Le défenseur du PSG Dani Alves joue à Nantes, le 17 avril 2019.
Le défenseur du PSG Dani Alves joue à Nantes, le 17 avril 2019. (LOIC VENANCE / AFP)

Le club de la capitale, titré en championnat pour la sixième fois en sept ans, peut encore remporter la Coupe de France, dans deux semaines, pour bonifier une saison qui s'achève de manière poussive.

Et de huit ! Le Paris Saint-Germain a remporté, dimanche 21 avril, le huitième titre de champion de France de son histoire après le nul de Lille contre Toulouse (0-0). C'est le sixième sacre de la décennie en championnat pour le PSG et, depuis que le Qatar a pris les commandes du club parisien, seuls Montpellier (en 2012) et Monaco (en 2017) ont chipé le titre à l'éternel favori de la Ligue 1. N'empêche, il y a malgré cela des raisons de faire la fine bouche.

Une saison mitigée 

Cette performance doit être jugée à l'aune des saisons précédentes. Si le PSG n'a pas battu le record de précocité pour un champion, ni le record d'invincibilité (toujours propriété du FC Nantes de Jean-Claude Suaudeau de 1995), il a donné l'impression d'écraser une bien faible concurrence. Seul Lille a donné le sentiment de tenir son rang, avec un collectif talentueux et un vrai projet de jeu. En témoigne la raclée retentissante infligée aux Parisiens dimanche dernier (5-1), la pire défaite du club de la capitale en championnat depuis deux décennies. Au mieux, Lyon, Saint-Etienne ou Marseille auront brillé par à-coups.

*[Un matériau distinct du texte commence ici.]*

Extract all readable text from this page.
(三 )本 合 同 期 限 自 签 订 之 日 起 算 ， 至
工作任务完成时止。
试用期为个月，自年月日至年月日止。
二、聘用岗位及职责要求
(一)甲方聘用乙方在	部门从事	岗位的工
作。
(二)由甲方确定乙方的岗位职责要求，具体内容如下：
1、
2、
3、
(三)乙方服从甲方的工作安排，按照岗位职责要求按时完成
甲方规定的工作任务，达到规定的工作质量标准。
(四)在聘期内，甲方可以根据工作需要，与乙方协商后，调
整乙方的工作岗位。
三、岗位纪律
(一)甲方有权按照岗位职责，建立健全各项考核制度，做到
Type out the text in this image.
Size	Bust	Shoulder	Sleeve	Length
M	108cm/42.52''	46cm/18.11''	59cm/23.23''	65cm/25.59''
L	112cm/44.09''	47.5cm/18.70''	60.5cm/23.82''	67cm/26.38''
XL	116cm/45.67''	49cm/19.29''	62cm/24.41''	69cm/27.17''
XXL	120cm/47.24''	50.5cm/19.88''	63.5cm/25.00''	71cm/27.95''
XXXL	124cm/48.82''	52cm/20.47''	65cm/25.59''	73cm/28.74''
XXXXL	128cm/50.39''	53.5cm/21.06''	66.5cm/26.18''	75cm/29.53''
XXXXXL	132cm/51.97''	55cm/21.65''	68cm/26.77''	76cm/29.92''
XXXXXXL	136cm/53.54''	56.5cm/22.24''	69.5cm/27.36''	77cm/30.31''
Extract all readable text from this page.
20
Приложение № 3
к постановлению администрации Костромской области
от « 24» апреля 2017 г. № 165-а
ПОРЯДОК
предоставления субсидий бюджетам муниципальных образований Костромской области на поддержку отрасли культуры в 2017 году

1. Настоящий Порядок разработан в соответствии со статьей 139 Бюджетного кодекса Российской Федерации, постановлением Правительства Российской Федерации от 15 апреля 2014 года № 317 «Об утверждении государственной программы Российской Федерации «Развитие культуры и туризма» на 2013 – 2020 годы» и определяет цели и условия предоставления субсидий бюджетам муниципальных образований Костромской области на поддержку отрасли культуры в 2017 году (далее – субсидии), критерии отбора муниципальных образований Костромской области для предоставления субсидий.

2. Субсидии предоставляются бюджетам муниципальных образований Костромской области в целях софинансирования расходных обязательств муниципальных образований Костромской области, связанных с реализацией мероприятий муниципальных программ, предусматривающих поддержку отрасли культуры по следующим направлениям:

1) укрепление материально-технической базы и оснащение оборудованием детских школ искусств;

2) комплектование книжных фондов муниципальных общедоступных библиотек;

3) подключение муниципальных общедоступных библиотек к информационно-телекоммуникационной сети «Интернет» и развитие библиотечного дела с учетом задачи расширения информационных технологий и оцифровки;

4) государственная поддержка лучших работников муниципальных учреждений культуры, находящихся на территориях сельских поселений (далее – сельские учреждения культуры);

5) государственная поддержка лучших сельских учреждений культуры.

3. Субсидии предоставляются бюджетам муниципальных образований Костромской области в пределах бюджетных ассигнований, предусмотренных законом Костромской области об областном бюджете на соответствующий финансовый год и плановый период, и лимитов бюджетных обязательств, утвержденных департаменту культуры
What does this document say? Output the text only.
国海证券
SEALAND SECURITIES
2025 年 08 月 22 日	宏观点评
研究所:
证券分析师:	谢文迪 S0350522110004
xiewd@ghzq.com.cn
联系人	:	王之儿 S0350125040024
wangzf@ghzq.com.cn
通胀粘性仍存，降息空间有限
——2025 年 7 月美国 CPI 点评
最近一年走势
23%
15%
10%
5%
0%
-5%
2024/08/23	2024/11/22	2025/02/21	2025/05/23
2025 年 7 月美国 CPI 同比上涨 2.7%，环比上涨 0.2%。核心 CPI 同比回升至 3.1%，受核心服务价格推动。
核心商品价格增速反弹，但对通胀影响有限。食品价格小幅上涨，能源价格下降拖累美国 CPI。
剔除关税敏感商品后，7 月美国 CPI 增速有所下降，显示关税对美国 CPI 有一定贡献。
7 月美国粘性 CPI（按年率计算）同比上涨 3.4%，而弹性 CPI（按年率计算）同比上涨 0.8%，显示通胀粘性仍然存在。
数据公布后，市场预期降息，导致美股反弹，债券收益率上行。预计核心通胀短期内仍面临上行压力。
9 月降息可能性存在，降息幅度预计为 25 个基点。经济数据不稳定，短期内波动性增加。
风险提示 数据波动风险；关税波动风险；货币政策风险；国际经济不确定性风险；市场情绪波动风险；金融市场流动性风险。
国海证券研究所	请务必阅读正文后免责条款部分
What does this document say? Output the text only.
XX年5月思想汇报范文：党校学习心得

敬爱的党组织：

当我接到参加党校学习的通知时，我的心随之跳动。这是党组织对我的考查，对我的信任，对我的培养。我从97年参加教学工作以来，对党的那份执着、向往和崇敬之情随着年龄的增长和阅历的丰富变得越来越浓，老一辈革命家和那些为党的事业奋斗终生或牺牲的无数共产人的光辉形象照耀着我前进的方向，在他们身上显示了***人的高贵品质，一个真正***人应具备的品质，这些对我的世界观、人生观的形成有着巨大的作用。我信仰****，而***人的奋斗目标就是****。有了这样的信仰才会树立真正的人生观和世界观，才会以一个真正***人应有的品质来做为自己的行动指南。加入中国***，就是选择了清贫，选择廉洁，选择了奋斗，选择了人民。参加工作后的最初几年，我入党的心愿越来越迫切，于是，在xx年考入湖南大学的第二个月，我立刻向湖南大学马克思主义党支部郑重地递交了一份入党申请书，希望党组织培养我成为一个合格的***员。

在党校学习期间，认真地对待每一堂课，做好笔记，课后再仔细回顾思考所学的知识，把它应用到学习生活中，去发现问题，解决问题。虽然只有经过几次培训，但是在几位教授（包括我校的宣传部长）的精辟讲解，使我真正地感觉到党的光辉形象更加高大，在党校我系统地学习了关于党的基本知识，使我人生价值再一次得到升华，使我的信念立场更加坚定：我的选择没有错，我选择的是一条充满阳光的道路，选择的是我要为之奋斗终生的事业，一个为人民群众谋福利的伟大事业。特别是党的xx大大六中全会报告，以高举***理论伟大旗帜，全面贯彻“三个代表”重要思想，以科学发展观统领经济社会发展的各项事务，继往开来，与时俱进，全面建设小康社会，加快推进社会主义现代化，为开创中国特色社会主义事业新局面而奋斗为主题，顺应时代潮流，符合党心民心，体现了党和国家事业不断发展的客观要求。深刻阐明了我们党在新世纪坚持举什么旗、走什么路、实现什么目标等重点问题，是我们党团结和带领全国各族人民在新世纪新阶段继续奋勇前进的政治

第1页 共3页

Le club de la capitale n'a pas non plus fait le plein en Coupes, une première depuis 2014, avec une improbable défaite à domicile face à Guingamp (1-2) en quarts de finale de la Coupe de la Ligue. En Coupe de France, il affrontera une équipe de Rennes revigorée en finale le 28 avril. Et le mètre étalon des saisons parisiennes, la Ligue des champions, n'offre là encore qu'un bilan très contrasté. Certes, le PSG a fini en tête d'un groupe relevé avec Naples et Liverpool, mais il a chuté dès les huitièmes de finale contre un Manchester United très faible. La faillite collective du match retour éclipse la brillante performance de l'aller, comme dans un mauvais remake de la remontada barcelonaise de 2017 (2-0, 1-3).

Thomas Tuchel renforcé

Pourtant, Thomas Tuchel sort renforcé de cette première saison sous les couleurs parisiennes. La presse et ses joueurs saluent son management, le clan Neymar envoie des signaux indiquant que la star brésilienne va rester et l'entraîneur allemand a fait la preuve de sa science tactique lors des joutes européennes de l'automne. C'est aussi le premier entraîneur du PSG à être prolongé par sa direction avant la fin de sa première année. 

Le prochain défi à réussir sera celui du recrutement, défaillant l'été dernier. C'est d'ailleurs le message que le technicien allemand a envoyé à ses dirigeants après la fessée reçue à Lille : "Nous sommes 15, c’est trop peu. On joue sans Neymar [qui s'est encore blessé quand arrivaient les grandes échéances], sans Edinson Cavani, sans Angel Di Maria. (...) On manque de beaucoup de joueurs, et tout le monde accepte ça." Sans parler du psychodrame avec Adrien Rabiot, pur produit de la formation parisienne écarté pour avoir refusé de prolonger son contrat, qui a pourri l'ambiance pendant des mois. Du renfort au milieu de terrain, avec des joueurs de calibre international, apparaît comme une condition indispensable pour enfin briser le plafond de verre du PSG sur la scène européenne.